Tests might include:
EUS, endoscopic ultrasound
CT scans on a computer
PET (positron emission tomography)
Your doctor stages your cancer based on the data from these procedures. The stages of esophageal cancer are denoted by Roman numbers that range from 0 to IV, with the lowest stages signifying tiny cancer that only affects the outermost layers of your esophagus. By stage IV, the cancer is regarded as advanced and has spread to other parts of the body.
What Is The Treatment Of Esophageal Cancer?
As medical professionals develop cancer diagnosis and therapy, the cancer staging system keeps changing and getting more complicated. Your doctor will choose the best treatments for you based on the stage of your cancer.

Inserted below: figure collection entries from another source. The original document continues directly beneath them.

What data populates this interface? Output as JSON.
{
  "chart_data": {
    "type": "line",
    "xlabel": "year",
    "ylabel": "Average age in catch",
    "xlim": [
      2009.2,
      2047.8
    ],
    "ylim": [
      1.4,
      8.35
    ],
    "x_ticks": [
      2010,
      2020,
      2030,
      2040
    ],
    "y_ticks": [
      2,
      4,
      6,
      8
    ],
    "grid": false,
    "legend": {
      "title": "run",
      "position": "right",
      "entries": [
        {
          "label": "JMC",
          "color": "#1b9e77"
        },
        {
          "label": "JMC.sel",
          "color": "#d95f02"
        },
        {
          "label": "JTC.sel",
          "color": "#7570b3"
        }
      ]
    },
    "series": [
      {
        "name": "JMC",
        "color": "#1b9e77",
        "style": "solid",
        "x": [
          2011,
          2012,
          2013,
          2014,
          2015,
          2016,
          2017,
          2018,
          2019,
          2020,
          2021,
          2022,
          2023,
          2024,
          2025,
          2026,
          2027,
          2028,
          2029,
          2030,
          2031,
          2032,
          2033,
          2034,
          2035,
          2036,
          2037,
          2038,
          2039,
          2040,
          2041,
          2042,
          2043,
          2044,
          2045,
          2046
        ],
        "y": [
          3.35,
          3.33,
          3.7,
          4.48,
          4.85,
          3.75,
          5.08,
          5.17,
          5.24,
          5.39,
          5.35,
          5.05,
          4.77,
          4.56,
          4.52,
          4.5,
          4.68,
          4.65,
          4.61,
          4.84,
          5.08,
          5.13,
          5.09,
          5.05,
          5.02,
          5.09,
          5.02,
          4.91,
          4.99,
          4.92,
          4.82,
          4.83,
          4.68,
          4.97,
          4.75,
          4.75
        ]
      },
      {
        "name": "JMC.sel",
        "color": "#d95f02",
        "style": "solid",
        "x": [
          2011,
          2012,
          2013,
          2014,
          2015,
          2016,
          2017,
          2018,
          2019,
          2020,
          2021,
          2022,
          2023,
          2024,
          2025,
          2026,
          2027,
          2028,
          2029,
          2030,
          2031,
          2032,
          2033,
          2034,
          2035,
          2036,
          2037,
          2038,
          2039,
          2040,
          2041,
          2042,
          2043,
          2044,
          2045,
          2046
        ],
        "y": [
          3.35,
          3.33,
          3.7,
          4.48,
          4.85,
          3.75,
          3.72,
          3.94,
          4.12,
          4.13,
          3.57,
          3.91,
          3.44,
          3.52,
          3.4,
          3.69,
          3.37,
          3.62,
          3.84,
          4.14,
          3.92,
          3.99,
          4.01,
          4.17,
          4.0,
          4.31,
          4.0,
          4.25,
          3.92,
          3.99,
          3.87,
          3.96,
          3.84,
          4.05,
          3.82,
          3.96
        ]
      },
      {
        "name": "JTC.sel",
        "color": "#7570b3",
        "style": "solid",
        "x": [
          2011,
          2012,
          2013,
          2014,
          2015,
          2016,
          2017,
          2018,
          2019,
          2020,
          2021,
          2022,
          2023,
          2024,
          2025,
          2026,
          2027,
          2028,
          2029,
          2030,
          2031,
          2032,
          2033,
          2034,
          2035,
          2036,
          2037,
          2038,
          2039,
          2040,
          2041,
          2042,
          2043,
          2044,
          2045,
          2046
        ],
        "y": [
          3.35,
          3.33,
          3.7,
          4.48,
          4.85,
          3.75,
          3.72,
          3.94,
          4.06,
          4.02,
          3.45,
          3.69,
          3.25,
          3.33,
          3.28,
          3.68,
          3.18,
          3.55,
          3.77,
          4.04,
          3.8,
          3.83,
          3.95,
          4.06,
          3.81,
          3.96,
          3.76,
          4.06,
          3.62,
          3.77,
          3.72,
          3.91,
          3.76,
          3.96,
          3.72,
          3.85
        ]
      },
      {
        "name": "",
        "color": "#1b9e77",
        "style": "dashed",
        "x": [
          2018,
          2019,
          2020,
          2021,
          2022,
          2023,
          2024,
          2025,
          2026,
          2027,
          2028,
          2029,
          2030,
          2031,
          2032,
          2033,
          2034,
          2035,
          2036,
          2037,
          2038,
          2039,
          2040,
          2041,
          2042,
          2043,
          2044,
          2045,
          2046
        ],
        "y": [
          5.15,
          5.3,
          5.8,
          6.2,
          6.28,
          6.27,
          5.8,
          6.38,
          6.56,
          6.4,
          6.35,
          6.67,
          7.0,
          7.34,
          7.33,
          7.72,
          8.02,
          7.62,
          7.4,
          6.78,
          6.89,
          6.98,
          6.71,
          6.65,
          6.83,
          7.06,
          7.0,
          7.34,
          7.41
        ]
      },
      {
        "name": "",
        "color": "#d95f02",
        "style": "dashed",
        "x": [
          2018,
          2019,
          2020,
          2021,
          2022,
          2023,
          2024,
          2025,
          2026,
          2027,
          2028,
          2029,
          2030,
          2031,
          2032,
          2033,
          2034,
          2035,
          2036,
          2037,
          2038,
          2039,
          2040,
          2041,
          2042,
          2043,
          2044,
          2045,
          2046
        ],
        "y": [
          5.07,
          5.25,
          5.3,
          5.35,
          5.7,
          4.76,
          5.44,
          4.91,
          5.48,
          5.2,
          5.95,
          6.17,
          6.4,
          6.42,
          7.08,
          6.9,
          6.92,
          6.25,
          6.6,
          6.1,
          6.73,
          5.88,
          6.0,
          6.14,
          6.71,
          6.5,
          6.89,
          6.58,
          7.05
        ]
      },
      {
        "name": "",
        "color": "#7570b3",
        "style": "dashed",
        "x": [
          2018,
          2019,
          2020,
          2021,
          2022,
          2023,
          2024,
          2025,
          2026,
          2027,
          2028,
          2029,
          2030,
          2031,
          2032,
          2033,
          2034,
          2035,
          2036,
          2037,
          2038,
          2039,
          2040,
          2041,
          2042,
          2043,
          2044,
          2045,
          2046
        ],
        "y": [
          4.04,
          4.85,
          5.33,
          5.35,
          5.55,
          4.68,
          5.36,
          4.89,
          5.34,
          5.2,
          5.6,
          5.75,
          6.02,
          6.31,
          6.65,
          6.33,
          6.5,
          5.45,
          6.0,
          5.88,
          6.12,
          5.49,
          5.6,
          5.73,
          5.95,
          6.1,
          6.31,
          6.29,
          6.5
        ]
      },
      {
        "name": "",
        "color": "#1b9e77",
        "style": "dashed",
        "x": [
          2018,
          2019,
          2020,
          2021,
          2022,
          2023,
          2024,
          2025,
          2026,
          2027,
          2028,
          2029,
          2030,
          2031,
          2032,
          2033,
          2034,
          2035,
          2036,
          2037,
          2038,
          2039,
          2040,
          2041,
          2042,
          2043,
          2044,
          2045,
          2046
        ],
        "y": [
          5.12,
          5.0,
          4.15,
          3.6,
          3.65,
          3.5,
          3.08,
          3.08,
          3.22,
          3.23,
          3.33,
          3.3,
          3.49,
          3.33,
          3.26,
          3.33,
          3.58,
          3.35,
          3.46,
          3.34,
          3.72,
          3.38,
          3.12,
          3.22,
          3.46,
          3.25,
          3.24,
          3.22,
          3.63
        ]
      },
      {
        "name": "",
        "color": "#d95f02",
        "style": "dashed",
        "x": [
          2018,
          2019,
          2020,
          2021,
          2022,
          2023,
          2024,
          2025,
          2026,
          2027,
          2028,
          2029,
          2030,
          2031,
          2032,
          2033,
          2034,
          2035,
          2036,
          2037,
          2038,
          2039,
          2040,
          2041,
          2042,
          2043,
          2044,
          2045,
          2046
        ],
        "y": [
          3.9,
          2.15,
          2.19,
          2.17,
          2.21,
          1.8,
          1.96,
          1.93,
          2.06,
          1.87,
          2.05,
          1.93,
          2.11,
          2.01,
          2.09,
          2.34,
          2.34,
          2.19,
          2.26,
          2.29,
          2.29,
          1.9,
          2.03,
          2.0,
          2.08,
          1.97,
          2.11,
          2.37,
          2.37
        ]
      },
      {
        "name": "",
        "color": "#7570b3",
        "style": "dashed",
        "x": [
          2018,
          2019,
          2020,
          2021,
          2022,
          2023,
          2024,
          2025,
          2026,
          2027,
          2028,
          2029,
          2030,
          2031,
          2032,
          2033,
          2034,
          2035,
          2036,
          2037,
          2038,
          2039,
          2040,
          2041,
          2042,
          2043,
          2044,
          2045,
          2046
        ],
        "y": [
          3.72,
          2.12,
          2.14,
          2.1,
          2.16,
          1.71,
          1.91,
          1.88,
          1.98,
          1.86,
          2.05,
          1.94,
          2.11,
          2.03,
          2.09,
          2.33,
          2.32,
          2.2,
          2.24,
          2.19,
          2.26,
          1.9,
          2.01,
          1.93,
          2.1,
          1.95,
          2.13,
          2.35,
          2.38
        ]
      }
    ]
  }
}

The stage and grade of the malignancy determine the course of treatment for esophageal cancer. Various forms of treatment are available, including:
Surgery: The most common surgical treatment for esophageal cancer in its early stages is an esophagectomy. Your esophagus and surrounding tissue are removed partially or completely during the procedure. By raising a portion of your stomach into your chest and neck, surgeons can build a new esophagus.
Radiation Therapy: By directing a radiation beam at the tumor, radiation kills or injures cancer cells. Before or after surgery, medical professionals may provide radiation as adjuvant therapy.
Chemotherapy: Chemotherapy either kills cancer cells or inhibits their growth.
Endoscopic submucosal dissection (ESD): Surgeons may employ ESD to treat esophageal cancer in its extremely early stages.
Endoscopic mucosal resection (EMR): Surgeons utilize this technique to remove tumors from the mucous lining of your esophagus.
Endoscopic laser therapy: When tumors may obstruct your esophagus, making it difficult for you to swallow, this treatment helps to relieve symptoms.
Using medications referred to as photosensitizers, photodynamic treatment (PDT) eliminates tumors. These medications are activated by light, which causes a chemical reaction that kills cancer.
Targeted therapy: The HER2 protein is abnormally abundant in some esophageal cancer cells. Drugs that target HER2 proteins are used by medical professionals in targeted treatment to treat esophageal cancer.
Immunotherapy: Immune checkpoint inhibitors are used in this therapy. These medicines aid in improving how well your immune system reacts to esophageal cancer cells.
How Can We Prevent Esophageal Cancer?
Your chance of developing esophageal cancer can be decreased. Consider this:
Stop smoking. Consult your doctor about quitting smoking if you do. You can quit smoking with the aid of medications and counseling. If you don't already smoke, refrain from doing so.
If you decide to consume alcohol, do so moderately. For healthy individuals, that means no more than one drink for women and two for men per day.
Boost your veggie and fruit intake. Include a range of fruit and vegetable colors in your diet.
Maintain a healthy weight. Consult your doctor about weight-loss techniques if you are overweight or obese. Go slowly and steadily.
What Are The Complications Of Esophageal Cancer?
Complications from esophageal cancer's progression include:
Esophageal obstruction. Food and liquid passage down your esophagus may become challenging if you have cancer.
Pain. Advanced esophageal cancer may cause discomfort.
An esophageal bleed. Esophageal cancer may result in bleeding. While bleeding typically occurs gradually, it can occasionally happen suddenly and be very severe.